Another important consideration is how to fund a special needs trust. In general, there are three main types of special needs trusts and the source of funding dictates the type of trust and the rules that apply. The first type of special needs trust is a first-party special needs trust which is used when the assets contributed belong to the beneficiary. This may be the case if the special needs individual receives an inheritance or a legal settlement. When that occurs, the beneficiary is considered to be the owner of the assets. If these assets are paid into a special needs trust, then they are excluded from government aid calculations. The offset to the ability to maintain government aid even with substantial wealth in a special needs trust is that when the beneficiary dies, assets remaining in the trust can be claimed by the government to reimburse them for medical and other costs paid through government programs.
If assets funding the trust come from someone other than the beneficiary, then you have a third-party special needs trust. One of the advantages here is that family members can contribute a variety of assets, including a home or even complicated investment assets.
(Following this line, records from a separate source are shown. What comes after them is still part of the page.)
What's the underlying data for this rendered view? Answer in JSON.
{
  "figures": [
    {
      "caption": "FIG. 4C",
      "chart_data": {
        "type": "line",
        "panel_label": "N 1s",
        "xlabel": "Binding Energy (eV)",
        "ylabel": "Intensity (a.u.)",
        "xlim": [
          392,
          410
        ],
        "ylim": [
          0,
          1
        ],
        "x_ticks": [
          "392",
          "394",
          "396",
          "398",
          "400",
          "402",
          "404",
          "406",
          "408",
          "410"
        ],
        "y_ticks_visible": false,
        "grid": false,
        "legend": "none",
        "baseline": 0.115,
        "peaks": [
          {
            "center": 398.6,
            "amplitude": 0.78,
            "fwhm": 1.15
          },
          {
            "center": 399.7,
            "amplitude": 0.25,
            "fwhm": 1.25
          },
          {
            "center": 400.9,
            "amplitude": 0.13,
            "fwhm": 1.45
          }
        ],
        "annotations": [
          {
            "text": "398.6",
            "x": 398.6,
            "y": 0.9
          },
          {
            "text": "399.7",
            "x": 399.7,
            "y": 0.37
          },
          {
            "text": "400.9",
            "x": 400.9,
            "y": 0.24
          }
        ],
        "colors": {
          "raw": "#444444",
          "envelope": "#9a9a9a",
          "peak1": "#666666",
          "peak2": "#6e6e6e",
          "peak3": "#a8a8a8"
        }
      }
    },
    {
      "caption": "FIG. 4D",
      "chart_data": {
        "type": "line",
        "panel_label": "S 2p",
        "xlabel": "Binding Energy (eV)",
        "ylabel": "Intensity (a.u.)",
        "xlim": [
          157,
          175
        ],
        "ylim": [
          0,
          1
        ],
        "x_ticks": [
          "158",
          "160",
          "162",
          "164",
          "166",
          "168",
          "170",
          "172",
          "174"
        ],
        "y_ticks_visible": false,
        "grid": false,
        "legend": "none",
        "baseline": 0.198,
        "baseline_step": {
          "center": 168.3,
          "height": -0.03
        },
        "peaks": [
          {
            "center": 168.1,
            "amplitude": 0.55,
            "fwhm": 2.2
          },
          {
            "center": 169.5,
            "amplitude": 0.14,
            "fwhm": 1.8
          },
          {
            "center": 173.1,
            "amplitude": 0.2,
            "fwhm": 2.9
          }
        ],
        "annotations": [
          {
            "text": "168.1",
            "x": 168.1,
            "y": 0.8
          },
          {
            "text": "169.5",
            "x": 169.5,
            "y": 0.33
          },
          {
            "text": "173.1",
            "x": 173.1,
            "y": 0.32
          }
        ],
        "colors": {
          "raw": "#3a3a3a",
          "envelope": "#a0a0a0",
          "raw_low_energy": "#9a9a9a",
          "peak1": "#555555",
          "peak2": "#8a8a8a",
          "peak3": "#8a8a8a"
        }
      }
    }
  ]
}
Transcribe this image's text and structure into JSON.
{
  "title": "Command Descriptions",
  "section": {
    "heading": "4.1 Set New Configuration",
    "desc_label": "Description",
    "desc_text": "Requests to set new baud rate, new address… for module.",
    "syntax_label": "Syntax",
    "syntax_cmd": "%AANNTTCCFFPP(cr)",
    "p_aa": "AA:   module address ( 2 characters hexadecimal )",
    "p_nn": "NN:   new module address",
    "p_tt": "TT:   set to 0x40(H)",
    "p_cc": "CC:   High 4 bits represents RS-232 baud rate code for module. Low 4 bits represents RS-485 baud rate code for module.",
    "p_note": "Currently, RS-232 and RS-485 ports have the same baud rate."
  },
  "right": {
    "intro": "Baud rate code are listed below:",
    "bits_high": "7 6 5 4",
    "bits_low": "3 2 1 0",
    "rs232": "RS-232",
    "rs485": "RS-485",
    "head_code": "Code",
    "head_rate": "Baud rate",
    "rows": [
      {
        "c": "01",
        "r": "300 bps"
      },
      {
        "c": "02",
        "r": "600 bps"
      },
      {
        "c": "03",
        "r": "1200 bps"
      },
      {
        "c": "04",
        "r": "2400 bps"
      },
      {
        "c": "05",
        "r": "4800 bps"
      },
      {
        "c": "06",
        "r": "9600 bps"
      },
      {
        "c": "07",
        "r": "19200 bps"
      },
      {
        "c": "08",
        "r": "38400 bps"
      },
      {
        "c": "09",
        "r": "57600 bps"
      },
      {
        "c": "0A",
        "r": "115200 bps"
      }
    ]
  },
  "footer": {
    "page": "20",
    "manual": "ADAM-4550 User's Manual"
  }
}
A third-party trust allows a beneficiary to still qualify for government aid. The main benefit here is that, since the funding assets belong to someone else, there is no government reach back at the beneficiary’s death. As a result, the family can direct the successor beneficiary and keep the wealth in the family or use it to benefit a desired charity.
The third type of special needs trust, a pooled trust, is designed for those who have more modest assets or for families who do not have someone who can act as a trustee. Pooled special needs trusts are administrated by a non-profit organization that gathers trust assets from multiple special needs beneficiaries. While each person has their own account, the funds are administered together to lower cost and simplify administration. Like a first-party trust, pooled special needs trusts have the government reimbursement requirement. Pooled trusts also include a provision that some of the remaining assets are passed on to the non-profit organization as payback for management of the trust.
Anyone can establish a special needs trust and most families will want to do so under the direction of an attorney in order to properly handle the related tax and estate planning details. You may also want to seek assistance to ensure the person with disabilities would continue to receive government aid. While the planning may be more complicated, a special needs trust can also be used to provide for elderly adults in need of Medicaid paid long-term care. Special needs trusts have a variety of important uses and can be an effective planning tool for families who want to ensure a person with disabilities is taken care of in the future.